Florida’s Stetson University College of Law teams took home the eighth annual National Civil Trial Competition in California and the inaugural Navy JAG Corps National Moot Court Competition in this month.
Stetson’s trial team of Olesea Collins, Derrick Connell, Allana Forte and Katelyn Knaak competed against teams from 15 other law schools around the country to win the National Civil Trial Competition on Nov. 14 at Loyola Law School in Los Angeles. Connell was named Best Advocate in both the preliminary and final rounds, a first for the competition. Stetson Professors Roberta Flowers and Lee Coppock coached the winning team to victory. More than 100 members of the Los Angeles legal community volunteered to judge the competition, including a U.S. magistrate judge and Los Angeles Superior Court judges. The competition was sponsored by the law firm of Greene Broillet & Wheeler.
Students Joseph Etter, Larry Miccolis, Amie Patty and Brice Zoecklein were named the champions of the Navy JAG Corps 2009 National Moot Court Competition at the Naval Air Station in Jacksonville on Nov. 14. Twenty-three teams from law schools across the nation competed, including Georgetown, Harvard and Yale. Stetson Professor Charles Rose, Faculty Moot Court adviser Professor Stephanie Vaughan and Professor Brooke Bowman helped prepare the winning team, which argued before a group of jurists that included the Chief Judge of the U.S. Court of Appeals for the Armed Forces, federal district court judges, the Chief Judge of the Department of the Navy, judges from the Navy-Marine Corps Court of Criminal Appeals, and judges from the Navy, Army and Marine trial courts. The competition was hosted by Region Legal Service Office Southeast.

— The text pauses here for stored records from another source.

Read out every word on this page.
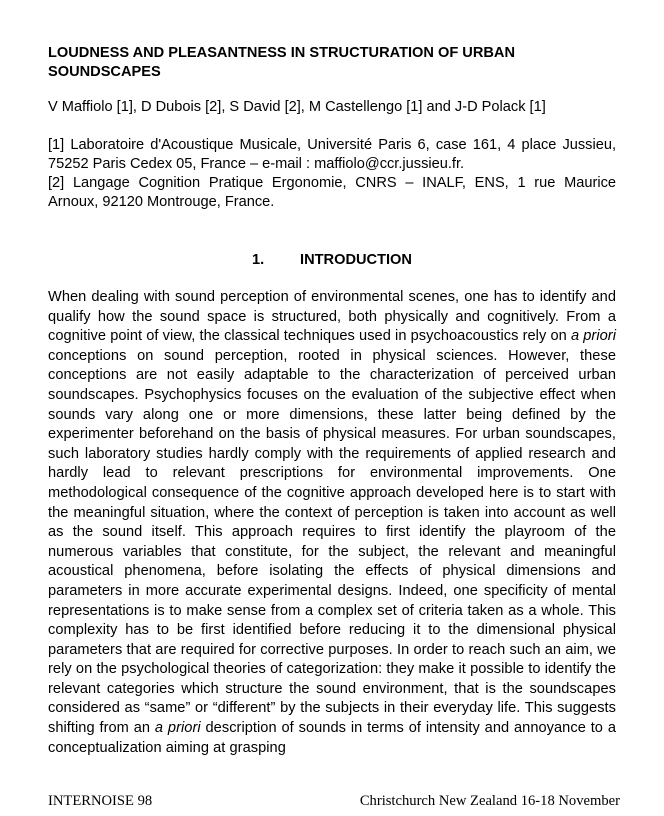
LOUDNESS AND PLEASANTNESS IN STRUCTURATION OF URBAN SOUNDSCAPES
V Maffiolo [1], D Dubois [2], S David [2], M Castellengo [1] and J-D Polack [1]
[1] Laboratoire d'Acoustique Musicale, Université Paris 6, case 161, 4 place Jussieu, 75252 Paris Cedex 05, France – e-mail : maffiolo@ccr.jussieu.fr.
[2] Langage Cognition Pratique Ergonomie, CNRS – INALF, ENS, 1 rue Maurice Arnoux, 92120 Montrouge, France.
1. INTRODUCTION

When dealing with sound perception of environmental scenes, one has to identify and qualify how the sound space is structured, both physically and cognitively. From a cognitive point of view, the classical techniques used in psychoacoustics rely on a priori conceptions on sound perception, rooted in physical sciences. However, these conceptions are not easily adaptable to the characterization of perceived urban soundscapes. Psychophysics focuses on the evaluation of the subjective effect when sounds vary along one or more dimensions, these latter being defined by the experimenter beforehand on the basis of physical measures. For urban soundscapes, such laboratory studies hardly comply with the requirements of applied research and hardly lead to relevant prescriptions for environmental improvements. One methodological consequence of the cognitive approach developed here is to start with the meaningful situation, where the context of perception is taken into account as well as the sound itself. This approach requires to first identify the playroom of the numerous variables that constitute, for the subject, the relevant and meaningful acoustical phenomena, before isolating the effects of physical dimensions and parameters in more accurate experimental designs. Indeed, one specificity of mental representations is to make sense from a complex set of criteria taken as a whole. This complexity has to be first identified before reducing it to the dimensional physical parameters that are required for corrective purposes. In order to reach such an aim, we rely on the psychological theories of categorization: they make it possible to identify the relevant categories which structure the sound environment, that is the soundscapes considered as “same” or “different” by the subjects in their everyday life. This suggests shifting from an a priori description of sounds in terms of intensity and annoyance to a conceptualization aiming at grasping

INTERNOISE 98	Christchurch New Zealand 16-18 November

These wins bring Stetson’s Fall 2009 advocacy championship count to five. Earlier this semester, Stetson teams came in first and second place in the E. Earl Zehmer Workers’ Compensation Moot Court Competition. Stetson also won the John Marshall Law School International Moot Court Competition in Information Technology and Privacy Law and the Veterans Law Appellate Advocacy Competition.